Dr. Weiss: [3:39] This allegorical scene with all of the continents gathered around this chariot which is drawn by lions, and each continent is represented by an allegory of itself.
Dr. Zucker: [3:48] With both an animal and a human figure representing that geography, surrounding a woman in this marvelous orange dress holding a key.
Dr. Weiss: [3:57] A key to knowledge of the world.
Dr. Zucker: [3:59] The implication here is that, as the owner of this atlas, you too have this key, the knowledge that’s necessary to unlock the world. I’m struck by the vividness of this color, of the richness of these greens and orange and reds and the golds.
Dr. Weiss: [4:18] One of the lovely things about working with books is that most of the time, they stay in the dark, so they don’t fade. Having gotten through the overture, you then get down to business, and you get to the first volume of Blaeu’s atlas.

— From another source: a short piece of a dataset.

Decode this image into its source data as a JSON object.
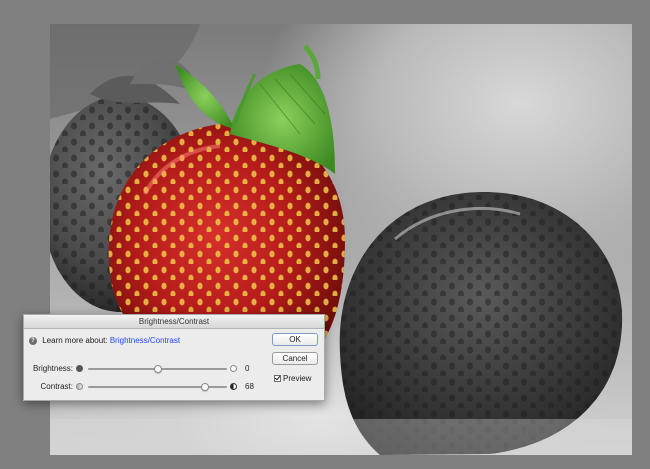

[4:32] This first volume is about the northern world, the Arctic and the lands in far northern Europe around what he calls the North Pole. Each map has a description and a text that describes the place and the people and the climate and the customs.
[4:48] Most of the text, and there’s lots and lots of text, comes from other places, just like the maps. Blaeu’s not an original cartographer. He’s not going out into the field and measuring things and coming back and drawing maps.
[4:59] He’s getting people to send him maps and he’s getting the rights to print maps. He’s also getting other people’s texts and putting them together and tidying them up into a neat, coherent bundle.
Dr. Zucker: [5:10] We’ve just opened the eighth volume.
Dr. Weiss: [5:12] Here we have the Americas, both north and south. This is the beginning of the sequence of maps where Blaeu walks you through the parts of the Americas that he has maps to publish, which isn’t the whole of the hemisphere. At the beginning of every section of the world, there’s one of these display maps.
[5:30] Here he shows you not just the continents and then things like the various types of ships with various different sorts of national flags on them coming to and fro on the ocean, but also, along the sides, the sorts of people who live in these places.
[5:45] And along the top, some of the major towns, not shown as little dots on the map, but actually with little pictures of what their shape is and what they look like and how they’re laid out.
Dr. Zucker: [5:53] He also gives us ships to fill the ocean and wonderful sea creatures. It’s important to remember that in the 17th century, for a relatively brief period, the Netherlands held a colony that they had taken from the Portuguese and that they would relinquish to the Portuguese. The geography that’s contained in this map is recently acquired knowledge, from a European perspective.
Dr. Weiss: [6:14] This map has its origins probably in the 1630s or ’40s. It was published in almost exactly this form in the 1640s, in a book published by Blaeu, about the Dutch colony in Brazil and the Dutch conquest of Brazil and the ways that they set up an economic system built around plantation slavery and sugar.
Dr. Zucker: [6:33] Which is what we see illustrated in the upper portion of this map.
Dr. Weiss: [6:36] The image is an image of a sugar mill by the Dutch artist Frans Post, who had been in Brazil and was working from life. All of that information was pulled together in a book published by Blaeu 20 years before this. And so “The Great Atlas” is as much a summation of all of the things that have gone through the publishing house up to that point, repackaged.
Dr. Zucker: [6:57] Blaeu’s publishing house and other publishing houses in Amsterdam made these great atlases, but they also made smaller atlases, and they made maps that were meant to hang on a wall.
Dr. Weiss: [7:07] If you start thinking about maps in the context of 17th-century Dutch painting, they’re all of a sudden everywhere. They’re hanging on walls. They’re open on tables.
[7:17] It gives you some sense of how important the world of mapmaking and the world of cartography was in the intellectual environment and the artistic environment of the 17th century in the Netherlands, because there are a lot of maps, but they’re also clearly quite proud of the maps and what the maps mean about the place of the Dutch in the world.